E1835 Refactor delayed mailer and scheduled task

From Expertiza_Wiki
Jump to navigation Jump to search

About Expertiza

Expertiza is an open source project based on Ruby on Rails framework. Expertiza allows the instructor to create new assignments, modify existing assignments and set deadlines. The instructor can also create a list of project topics that the students can sign up for. Expertiza allows students to peer review submissions of other students as well as do teammate reviews. Students can form team on Expertiza to work on assignments and projects.

Problem Statement

The following tasks were accomplished in this project:

  • Used Sidekiq gem for asynchronous processing of email jobs
  • Created a new mailer class- MailWorker that uses Sidekiq's queue to hold and process jobs
  • Defined the perform method to extract the Email IDs of all participants of the corresponding assignment and send an email reminder
  • Replaced the code that uses the existing DelayedMailer queue to incorporate Sidekiq's queue
  • Added RSPEC test cases to test the creation of assignment deadlines and background Sidekiq email job

About Sidekiq

Sidekiq is a background processing framework for Ruby. It allows to scale our application by performing work in the background. In particular it consists of three parts: Client, Redis and Server. The client runs in Ruby process and allows us to create jobs for processing later. Once a job is created, a Hash representing that job is created and serialized to a Json String. This String is pushed into a queue in Redis. Redis provides data storage for Sidekiq and holds all the job data. Each Sidekiq server process pulls jobs from the queue in Redis and processes them.

Current Implementation

  • Uses the 'delayed_job_active_record' gem for asynchronous processing of delayed jobs
The current implementation uses Delayed::Job for implementing a Database based asynchronous priority queue system for storing the job queue of email reminders corresponding to various deadline types.
  • Email reminders were sent to users corresponding to each deadline type
The DelayedMailer class includes a perform method that finds Email IDs of the target users corresponding to the deadline type.

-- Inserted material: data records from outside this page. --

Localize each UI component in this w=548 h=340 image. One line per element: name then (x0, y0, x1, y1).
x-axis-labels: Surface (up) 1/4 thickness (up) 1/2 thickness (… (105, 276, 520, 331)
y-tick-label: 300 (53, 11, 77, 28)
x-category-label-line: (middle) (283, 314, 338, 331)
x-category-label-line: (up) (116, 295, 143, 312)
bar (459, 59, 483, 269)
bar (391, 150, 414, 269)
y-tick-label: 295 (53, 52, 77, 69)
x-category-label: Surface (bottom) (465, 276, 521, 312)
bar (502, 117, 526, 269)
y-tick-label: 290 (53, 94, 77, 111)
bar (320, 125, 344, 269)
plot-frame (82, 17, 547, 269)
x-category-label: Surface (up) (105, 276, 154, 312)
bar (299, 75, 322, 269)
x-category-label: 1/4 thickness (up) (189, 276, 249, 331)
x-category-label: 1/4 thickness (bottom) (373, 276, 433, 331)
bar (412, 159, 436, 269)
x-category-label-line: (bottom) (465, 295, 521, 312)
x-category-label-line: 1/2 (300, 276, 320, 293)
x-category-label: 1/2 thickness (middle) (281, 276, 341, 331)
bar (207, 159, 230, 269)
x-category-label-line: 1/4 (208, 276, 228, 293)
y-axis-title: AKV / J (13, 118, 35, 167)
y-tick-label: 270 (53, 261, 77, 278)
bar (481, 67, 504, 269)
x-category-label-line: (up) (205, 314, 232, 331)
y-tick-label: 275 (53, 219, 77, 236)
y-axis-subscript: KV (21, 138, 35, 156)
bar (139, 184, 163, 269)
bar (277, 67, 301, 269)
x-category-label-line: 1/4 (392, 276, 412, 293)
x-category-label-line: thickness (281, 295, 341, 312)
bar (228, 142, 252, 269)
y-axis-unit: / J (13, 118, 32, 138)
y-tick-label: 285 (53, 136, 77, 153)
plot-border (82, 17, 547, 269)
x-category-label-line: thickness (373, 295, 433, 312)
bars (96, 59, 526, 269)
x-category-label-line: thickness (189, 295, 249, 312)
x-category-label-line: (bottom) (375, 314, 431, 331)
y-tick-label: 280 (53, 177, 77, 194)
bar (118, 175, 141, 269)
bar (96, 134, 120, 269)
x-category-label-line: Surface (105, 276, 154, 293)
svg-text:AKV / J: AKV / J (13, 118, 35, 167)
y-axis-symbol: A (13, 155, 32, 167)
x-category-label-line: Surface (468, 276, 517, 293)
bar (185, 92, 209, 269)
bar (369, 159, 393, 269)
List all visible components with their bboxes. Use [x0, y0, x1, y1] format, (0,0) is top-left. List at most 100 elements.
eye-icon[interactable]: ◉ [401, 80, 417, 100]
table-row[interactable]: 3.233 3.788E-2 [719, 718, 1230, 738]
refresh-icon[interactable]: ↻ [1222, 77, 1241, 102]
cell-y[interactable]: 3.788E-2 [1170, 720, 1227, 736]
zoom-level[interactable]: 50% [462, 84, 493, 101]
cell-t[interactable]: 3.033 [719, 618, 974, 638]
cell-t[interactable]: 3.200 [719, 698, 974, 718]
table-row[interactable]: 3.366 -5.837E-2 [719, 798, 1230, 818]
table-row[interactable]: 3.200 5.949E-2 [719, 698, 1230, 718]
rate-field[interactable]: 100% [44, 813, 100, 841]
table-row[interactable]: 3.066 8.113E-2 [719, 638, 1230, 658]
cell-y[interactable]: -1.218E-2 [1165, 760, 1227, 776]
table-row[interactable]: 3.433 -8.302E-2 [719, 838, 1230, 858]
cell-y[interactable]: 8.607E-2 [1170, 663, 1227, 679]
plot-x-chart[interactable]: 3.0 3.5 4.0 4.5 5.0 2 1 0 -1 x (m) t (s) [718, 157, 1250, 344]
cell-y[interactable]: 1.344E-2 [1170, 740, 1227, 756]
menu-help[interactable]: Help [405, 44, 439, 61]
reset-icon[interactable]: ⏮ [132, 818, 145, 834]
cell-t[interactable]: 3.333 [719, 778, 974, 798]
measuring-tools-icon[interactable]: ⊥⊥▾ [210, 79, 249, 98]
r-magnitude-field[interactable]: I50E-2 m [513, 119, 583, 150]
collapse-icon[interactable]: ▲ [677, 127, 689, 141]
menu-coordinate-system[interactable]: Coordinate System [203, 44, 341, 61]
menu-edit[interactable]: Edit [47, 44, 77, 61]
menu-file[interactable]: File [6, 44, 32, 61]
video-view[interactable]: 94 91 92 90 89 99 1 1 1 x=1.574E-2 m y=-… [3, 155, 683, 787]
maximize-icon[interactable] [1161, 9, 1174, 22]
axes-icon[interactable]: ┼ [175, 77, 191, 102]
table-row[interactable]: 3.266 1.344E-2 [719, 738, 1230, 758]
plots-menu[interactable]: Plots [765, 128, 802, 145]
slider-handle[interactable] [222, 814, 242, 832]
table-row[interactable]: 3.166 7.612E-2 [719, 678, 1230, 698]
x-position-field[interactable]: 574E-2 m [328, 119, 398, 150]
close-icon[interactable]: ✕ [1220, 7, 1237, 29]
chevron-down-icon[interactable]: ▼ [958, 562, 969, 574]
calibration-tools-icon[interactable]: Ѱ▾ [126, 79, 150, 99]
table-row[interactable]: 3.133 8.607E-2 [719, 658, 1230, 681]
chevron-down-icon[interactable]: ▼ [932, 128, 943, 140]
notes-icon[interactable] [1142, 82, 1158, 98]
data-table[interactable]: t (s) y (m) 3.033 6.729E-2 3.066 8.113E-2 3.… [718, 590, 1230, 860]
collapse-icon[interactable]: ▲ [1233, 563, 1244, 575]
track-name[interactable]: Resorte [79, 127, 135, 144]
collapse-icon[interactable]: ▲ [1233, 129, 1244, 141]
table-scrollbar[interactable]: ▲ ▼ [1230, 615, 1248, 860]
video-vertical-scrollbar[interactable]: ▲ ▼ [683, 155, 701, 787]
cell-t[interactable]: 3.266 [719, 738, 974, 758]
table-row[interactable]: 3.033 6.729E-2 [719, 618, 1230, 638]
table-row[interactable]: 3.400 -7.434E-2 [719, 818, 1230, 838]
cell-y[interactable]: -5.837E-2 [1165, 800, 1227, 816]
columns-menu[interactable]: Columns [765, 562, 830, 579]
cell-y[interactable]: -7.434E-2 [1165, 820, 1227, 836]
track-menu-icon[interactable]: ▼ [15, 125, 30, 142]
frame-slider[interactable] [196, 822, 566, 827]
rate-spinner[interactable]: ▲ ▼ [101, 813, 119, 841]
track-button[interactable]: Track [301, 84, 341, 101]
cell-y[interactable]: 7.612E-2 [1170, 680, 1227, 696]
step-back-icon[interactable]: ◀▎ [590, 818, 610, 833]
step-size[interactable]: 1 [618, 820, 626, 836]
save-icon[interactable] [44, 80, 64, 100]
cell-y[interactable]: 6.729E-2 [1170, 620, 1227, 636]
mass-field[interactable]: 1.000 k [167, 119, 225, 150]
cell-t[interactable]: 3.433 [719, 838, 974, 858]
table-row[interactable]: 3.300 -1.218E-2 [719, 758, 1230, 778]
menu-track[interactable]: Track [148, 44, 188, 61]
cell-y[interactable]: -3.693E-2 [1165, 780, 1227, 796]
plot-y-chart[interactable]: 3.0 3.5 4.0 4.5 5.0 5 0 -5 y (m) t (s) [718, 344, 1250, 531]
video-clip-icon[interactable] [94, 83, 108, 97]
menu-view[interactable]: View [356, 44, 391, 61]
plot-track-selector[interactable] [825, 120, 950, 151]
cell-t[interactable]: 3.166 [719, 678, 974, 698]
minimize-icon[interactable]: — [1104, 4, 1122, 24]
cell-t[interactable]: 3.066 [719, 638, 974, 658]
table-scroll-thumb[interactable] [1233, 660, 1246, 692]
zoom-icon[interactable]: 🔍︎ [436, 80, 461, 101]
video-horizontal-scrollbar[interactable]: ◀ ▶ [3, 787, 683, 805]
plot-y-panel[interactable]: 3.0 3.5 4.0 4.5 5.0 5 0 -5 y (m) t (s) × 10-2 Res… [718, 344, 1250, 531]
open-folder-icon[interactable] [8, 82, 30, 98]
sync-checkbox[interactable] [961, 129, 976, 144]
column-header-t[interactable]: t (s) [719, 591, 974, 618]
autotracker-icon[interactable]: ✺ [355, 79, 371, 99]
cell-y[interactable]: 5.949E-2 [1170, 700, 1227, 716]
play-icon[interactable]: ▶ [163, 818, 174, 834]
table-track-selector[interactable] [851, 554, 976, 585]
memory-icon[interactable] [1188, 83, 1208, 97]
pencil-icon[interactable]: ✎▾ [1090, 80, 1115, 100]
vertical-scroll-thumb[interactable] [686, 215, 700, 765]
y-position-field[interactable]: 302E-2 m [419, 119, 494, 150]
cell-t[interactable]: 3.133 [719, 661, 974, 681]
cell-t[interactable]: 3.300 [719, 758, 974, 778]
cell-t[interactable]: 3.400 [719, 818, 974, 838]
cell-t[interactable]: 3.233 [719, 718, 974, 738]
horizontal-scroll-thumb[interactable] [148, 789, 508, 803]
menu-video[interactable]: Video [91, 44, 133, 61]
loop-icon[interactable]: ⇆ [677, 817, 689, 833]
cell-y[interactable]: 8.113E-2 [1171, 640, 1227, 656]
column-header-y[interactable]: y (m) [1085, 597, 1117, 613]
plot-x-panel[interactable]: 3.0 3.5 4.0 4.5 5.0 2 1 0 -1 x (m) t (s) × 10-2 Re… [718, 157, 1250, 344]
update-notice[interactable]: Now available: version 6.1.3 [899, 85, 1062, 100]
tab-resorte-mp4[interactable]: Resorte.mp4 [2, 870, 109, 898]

The subject and body of the email message is then constructed and the delayed_message method of Mailer class is used for sending the emails out to the users.
  • Uses DelayedJob to enqueue email jobs
The DelayedMailer object is enqueued into the DelayedJob queue using enqueue method. These jobs are meant to be executed as the deadline of the corresponding Email job approaches.

Drawbacks and Solutions

Problem 1: The perform method in the DelayedMailer class contains a big case statement to check each kind of deadline

The perform method in DelayedMailer class checks the deadline type individually using multiple if statements and populates the Email IDs of the target users by querying the database. Auxiliary methods like, for example, mail_signed_up_users is invoked which in turn calls the email_reminder method. This makes the implementation very cumbersome and does not follow the principles of DRY code as the same email_reminder method is called multiple times under different conditions.

def perform
assignment = Assignment.find(self.assignment_id)
   if !assignment.nil? && !assignment.id.nil?
     if self.deadline_type == "metareview"
       mail_metareviewers
       team_mails = find_team_members_email
       email_reminder(team_mails, "teammate review") unless team_mails.empty?
     end
     if self.deadline_type == "review"
       mail_reviewers # to all reviewers
     end
     if self.deadline_type == "submission"
       mail_signed_up_users # to all signed up users
     end
     if self.deadline_type == "drop_topic"
       if sign_up_topics?
         mail_signed_up_users # reminder to signed_up users of the assignment
       end
     end
     if self.deadline_type == "signup"
       if sign_up_topics?
         mail_assignment_participants # reminder to all participants
       end
     end
     if self.deadline_type == "team_formation"
       emails = get_one_member_team
       email_reminder(emails, self.deadline_type)
     end
     if self.deadline_type == "drop_one_member_topics"
       drop_one_member_topics if assignment.team_assignment?
     end
     drop_outstanding_reviews if self.deadline_type == "drop_outstanding_reviews"
     perform_simicheck_comparisons(self.assignment_id) if self.deadline_type == "compare_files_with_simicheck"
   end
 end

Solution: The implementation has been changed in such a way that all Participants belonging to the assignment under consideration receive emails irrespective of the deadline type. This is found out by querying the Participant table using assignment_id and retrieving the Email ID by linking it to the User table.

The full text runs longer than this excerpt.